Maurine Georgiades has been part of the broader ABC family since the early 1950s. She’s now 93 years old and is pretty much homebound because she has severe respiratory problems and is dependent on breathing support. In the past few years, one of the church’s TLC groups has been meeting at her home to include her in the fellowship. They enjoy her upbeat spirit, her sharp wit and her contagious faith in Christ.

I’ve been thinking of calling her, ever since our coronavirus shutdown has been in effect, to encourage her during these difficult times. I just hadn’t gotten around to it yet. Then yesterday, in the middle of the morning, SHE called ME. After identifying herself she said, “How are you all doing?” I assured her my family was fine and updated her on how ABC was handling the crisis. I inquired about her and was assured that she’s hanging in there.

Then she said something that really struck me: “I just wanted to call and be a blessing to somebody.” She added,I just called Juanita DeVaughn. And if you know of any body else who needs encouragement, let me know. I’ll just call and be a blessing to them.”

At her age and with her respiratory condition, Maurine is certainly at-risk in this epidemic. She might be expected to turn all her thoughts and concerns inward, to her own self-protection and survival. But instead, she’s thinking about people she could call and be a blessing to.

After I hung up, I realized I had neglected to call Bob Lee. His immune system is compromised because of the treatment he’s been receiving, so he’s been self-quarantining. He’d been on my mind for a few days, but I just hadn’t made the call. So now, inspired by Maurine’s call to me, I phoned Bob. We caught up on our health, our families and other common interests. Then Bob said, “I think I’ll call John and Lou and see how they’re doing.” John and Lou are fellow members of our Kiwanis Club, and they’re both living in long term care facilities.

It was amazing how quickly Maurine’s decision to call and “be a blessing” to me had multiplied into four people, plus their families, being blessed. All because Maurine refused to focus on her own troubles and trials so she could be a blessing to others.

* * * * *

The Apostle Paul wrote four of his New Testament letters from prison. He was imprisoned twice. Some of his time spent in custody was under a kind of house arrest, where he could have visitors and walk around the facility where he was being held. (Kind of like our current experience of “sheltering in place.”) But when he wrote the letter to the Colossians, he was actually locked down in chains (4:18). He had plenty to complain about, but instead he chose to focus on them and how they could live positive Christian lives in a time of great stress:

Devote yourselves to prayer, keeping alert in it with thanksgiving… Conduct yourselves wisely toward outsiders, making the most of the time. Let your speech always be gracious, seasoned with salt, so that you may know how you ought to answer everyone. (4:2, 5-6)

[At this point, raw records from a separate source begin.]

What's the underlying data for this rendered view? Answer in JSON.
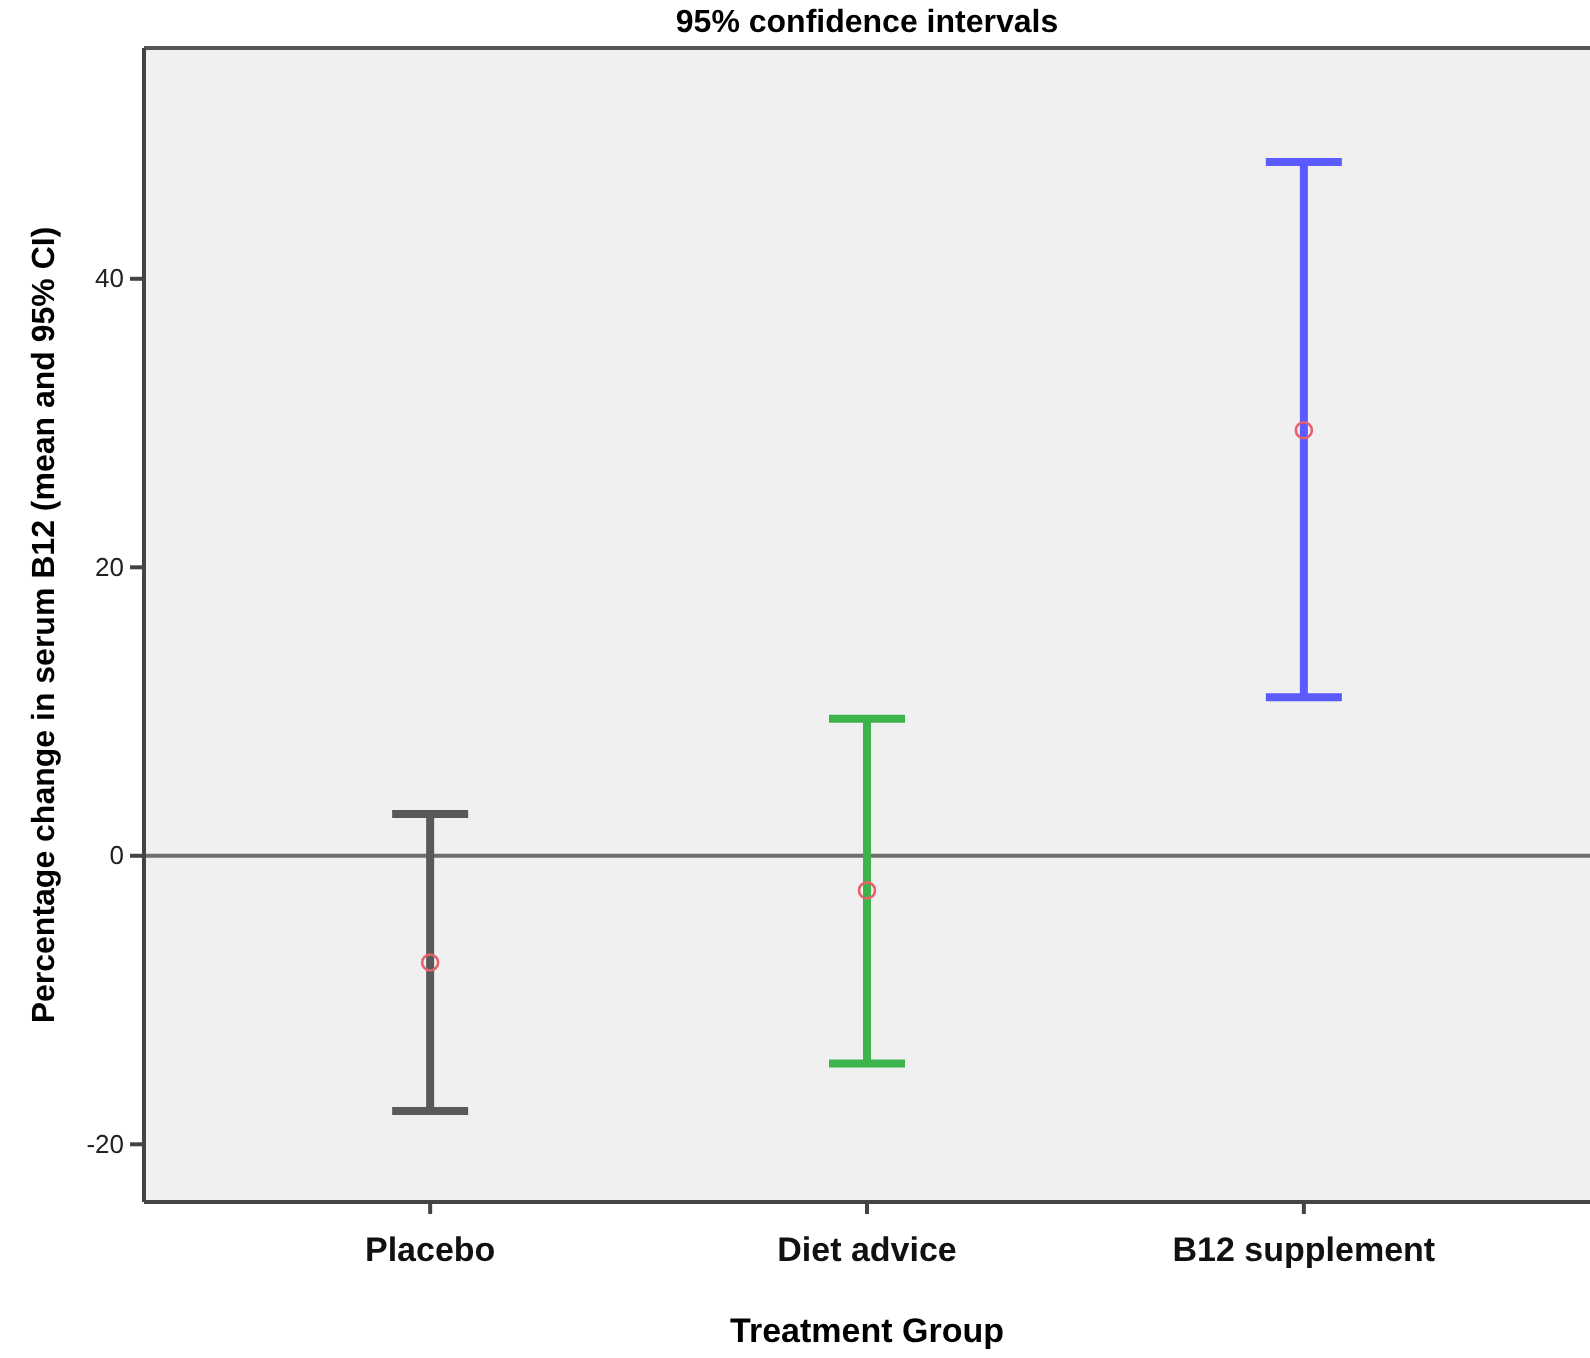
{
  "chart_data": {
    "type": "scatter",
    "title": "95% confidence intervals",
    "xlabel": "Treatment Group",
    "ylabel": "Percentage change in serum B12 (mean and 95% CI)",
    "categories": [
      "Placebo",
      "Diet advice",
      "B12 supplement"
    ],
    "values": [
      -7.4,
      -2.4,
      29.5
    ],
    "errors": [
      [
        -17.7,
        2.9
      ],
      [
        -14.4,
        9.5
      ],
      [
        11.0,
        48.1
      ]
    ],
    "colors": [
      "#e8606a",
      "#e8606a",
      "#e8606a"
    ],
    "marker": "circle",
    "ylim": [
      -24,
      56
    ],
    "yticks": [
      -20,
      0,
      20,
      40
    ],
    "ref_lines": [
      {
        "axis": "y",
        "value": 0,
        "color": "#6e6e6e"
      }
    ],
    "grid": false
  }
}
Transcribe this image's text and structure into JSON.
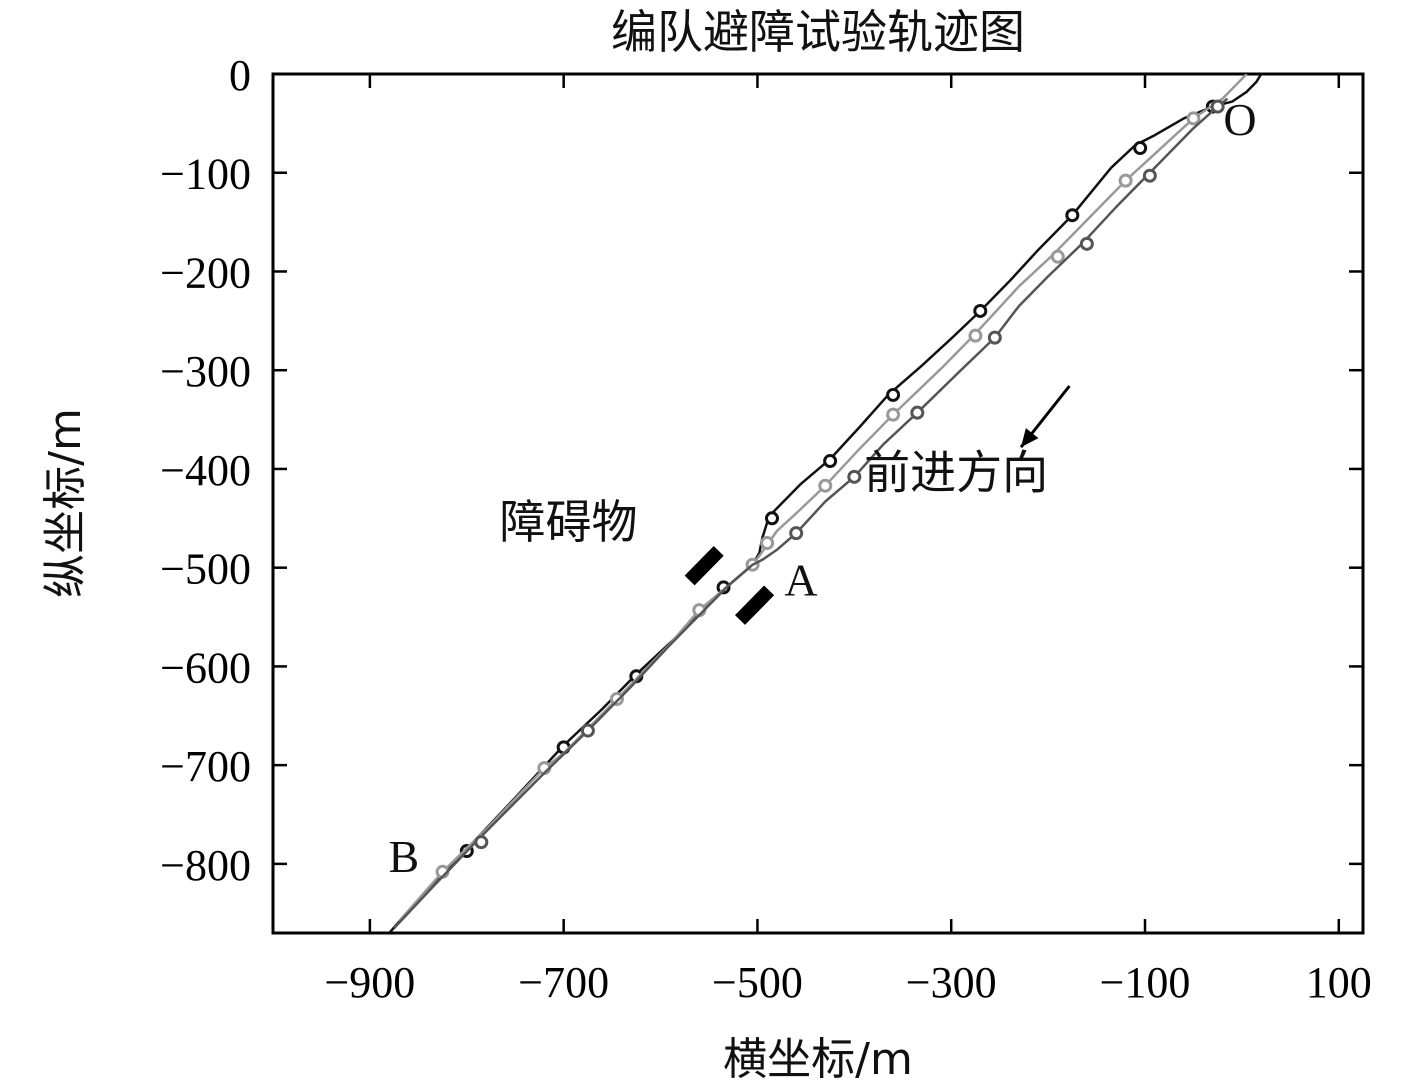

In other words, be a peaceful, calming influence in the lives of those around you.

Paul then mentioned a number of individuals by name, showing how his focus was on others in his time of great personal need (4:7-15). Finally, he urged them to keep passing the encouragement on:

And when this letter has been read among you, have it read also in the church of the Laodiceans; and see that you read also the letter from Laodicea. (4:18).

That’s his First Century way of saying just call and be a blessing to somebody.